Frigyes Karinthy : Nouvelles parues dans la presse

 

afficher le texte en hongrois

écouter le texte en hongrois

prioritÉ aux aveugles

Pour mon retour

priorité aux aveugles ln ami distrait me raconte.

En flânant dans la rue j’étais plongé dans la construction de la grande scène de mon drame en préparation. Intensifiant mentalement le dialogue passionné, pupilles écartées, yeux fixes, tout mon visage devait être comme transfiguré par le feu intérieur.

Heureusement mon instinct mécanique de survie travaillait aussi, veillait sur mon intégrité corporelle et m’évitait de rentrer dans le mur.

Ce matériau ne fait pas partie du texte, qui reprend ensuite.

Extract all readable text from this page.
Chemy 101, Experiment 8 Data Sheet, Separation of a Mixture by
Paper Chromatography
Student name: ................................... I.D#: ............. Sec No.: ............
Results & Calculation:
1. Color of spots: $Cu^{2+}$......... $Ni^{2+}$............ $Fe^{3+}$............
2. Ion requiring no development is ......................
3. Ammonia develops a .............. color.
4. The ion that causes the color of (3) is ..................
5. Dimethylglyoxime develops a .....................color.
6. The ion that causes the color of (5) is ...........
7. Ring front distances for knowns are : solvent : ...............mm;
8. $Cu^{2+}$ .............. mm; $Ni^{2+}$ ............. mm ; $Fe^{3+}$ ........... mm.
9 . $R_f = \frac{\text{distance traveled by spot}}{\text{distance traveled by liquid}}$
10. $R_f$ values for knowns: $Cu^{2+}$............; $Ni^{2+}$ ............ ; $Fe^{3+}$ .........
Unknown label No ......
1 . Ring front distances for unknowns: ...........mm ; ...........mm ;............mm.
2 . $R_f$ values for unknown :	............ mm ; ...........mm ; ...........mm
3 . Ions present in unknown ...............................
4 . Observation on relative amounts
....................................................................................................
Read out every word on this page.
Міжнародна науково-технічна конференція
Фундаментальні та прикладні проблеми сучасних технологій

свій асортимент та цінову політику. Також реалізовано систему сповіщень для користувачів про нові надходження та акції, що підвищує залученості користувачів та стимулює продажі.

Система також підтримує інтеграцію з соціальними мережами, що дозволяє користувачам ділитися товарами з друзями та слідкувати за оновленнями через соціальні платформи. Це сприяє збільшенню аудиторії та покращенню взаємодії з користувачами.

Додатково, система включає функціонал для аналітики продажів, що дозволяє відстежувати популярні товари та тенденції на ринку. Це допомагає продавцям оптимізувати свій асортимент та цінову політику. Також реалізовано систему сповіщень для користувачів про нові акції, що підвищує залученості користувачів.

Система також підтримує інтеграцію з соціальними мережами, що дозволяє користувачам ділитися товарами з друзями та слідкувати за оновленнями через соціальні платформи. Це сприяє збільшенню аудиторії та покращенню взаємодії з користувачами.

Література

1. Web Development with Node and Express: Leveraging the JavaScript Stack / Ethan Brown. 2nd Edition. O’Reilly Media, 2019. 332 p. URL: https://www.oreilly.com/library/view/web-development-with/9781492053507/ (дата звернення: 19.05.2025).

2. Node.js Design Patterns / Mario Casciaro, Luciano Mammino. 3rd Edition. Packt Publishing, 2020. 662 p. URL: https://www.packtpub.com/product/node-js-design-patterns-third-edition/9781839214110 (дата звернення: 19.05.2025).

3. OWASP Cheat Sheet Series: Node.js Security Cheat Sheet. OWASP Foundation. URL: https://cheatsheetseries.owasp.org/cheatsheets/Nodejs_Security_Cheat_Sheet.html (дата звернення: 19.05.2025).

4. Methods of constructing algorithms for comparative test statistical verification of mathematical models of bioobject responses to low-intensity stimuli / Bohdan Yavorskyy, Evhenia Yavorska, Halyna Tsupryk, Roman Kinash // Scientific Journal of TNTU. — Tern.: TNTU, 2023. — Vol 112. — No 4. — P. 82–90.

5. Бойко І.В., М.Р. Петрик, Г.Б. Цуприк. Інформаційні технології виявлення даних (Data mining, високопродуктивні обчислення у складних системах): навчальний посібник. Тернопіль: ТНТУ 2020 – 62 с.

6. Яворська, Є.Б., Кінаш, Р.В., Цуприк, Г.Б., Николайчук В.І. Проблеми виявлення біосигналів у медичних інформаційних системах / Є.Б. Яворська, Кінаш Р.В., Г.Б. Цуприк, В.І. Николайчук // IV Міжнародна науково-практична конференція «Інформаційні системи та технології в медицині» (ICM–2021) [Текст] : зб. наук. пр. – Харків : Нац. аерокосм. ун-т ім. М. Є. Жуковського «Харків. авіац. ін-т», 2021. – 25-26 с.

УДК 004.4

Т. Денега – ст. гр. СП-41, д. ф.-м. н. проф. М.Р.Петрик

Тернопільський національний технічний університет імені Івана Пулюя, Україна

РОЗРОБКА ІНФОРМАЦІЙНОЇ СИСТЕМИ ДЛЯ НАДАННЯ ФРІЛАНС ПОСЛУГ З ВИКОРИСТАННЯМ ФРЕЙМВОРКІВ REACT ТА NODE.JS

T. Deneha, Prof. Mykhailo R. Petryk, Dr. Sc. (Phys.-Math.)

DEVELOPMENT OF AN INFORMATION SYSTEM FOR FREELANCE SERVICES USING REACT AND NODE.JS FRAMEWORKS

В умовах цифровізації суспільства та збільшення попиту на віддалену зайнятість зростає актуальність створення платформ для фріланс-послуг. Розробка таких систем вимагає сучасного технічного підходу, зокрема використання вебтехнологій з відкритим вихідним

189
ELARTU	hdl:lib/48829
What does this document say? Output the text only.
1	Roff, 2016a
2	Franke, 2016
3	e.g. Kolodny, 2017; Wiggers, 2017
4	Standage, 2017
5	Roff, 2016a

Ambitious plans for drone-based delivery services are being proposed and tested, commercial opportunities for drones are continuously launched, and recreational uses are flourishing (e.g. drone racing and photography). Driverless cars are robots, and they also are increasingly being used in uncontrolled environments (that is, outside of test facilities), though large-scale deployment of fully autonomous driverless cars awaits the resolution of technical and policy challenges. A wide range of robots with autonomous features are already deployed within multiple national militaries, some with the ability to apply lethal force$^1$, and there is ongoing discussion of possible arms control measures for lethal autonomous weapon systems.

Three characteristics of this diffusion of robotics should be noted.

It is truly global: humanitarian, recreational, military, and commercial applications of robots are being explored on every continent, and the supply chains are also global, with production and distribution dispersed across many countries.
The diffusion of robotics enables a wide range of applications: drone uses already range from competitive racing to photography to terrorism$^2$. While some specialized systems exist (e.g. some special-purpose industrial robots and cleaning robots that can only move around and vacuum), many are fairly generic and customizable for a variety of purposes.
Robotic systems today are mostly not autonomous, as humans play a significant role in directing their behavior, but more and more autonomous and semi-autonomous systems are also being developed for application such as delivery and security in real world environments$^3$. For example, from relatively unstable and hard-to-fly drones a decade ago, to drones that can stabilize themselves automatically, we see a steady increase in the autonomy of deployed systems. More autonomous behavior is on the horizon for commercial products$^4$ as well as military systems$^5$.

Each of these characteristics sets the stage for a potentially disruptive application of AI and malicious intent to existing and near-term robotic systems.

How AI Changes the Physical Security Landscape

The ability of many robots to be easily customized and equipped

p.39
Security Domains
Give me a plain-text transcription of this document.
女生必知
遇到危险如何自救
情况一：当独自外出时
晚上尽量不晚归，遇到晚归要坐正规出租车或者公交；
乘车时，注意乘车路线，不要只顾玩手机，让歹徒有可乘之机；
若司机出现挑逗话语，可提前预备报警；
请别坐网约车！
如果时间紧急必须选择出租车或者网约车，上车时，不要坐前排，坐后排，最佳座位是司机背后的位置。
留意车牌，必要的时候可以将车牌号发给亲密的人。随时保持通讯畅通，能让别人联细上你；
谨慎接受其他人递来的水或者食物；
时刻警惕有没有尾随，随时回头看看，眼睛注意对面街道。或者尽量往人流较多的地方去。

Il m’a aussi rappelé qu’on m’attendait à la maison pour deux heures, j’ai donc pris au coin le tram seize.

Alors que je m’accroche solidement sur les marches de la plateforme, je m’aperçois que le receveur prévenant m’attrape tendrement par le bras et m’aide à monter, pendant qu’un homme, peut-être un ouvrier, qui me suit, me soutient dans le dos.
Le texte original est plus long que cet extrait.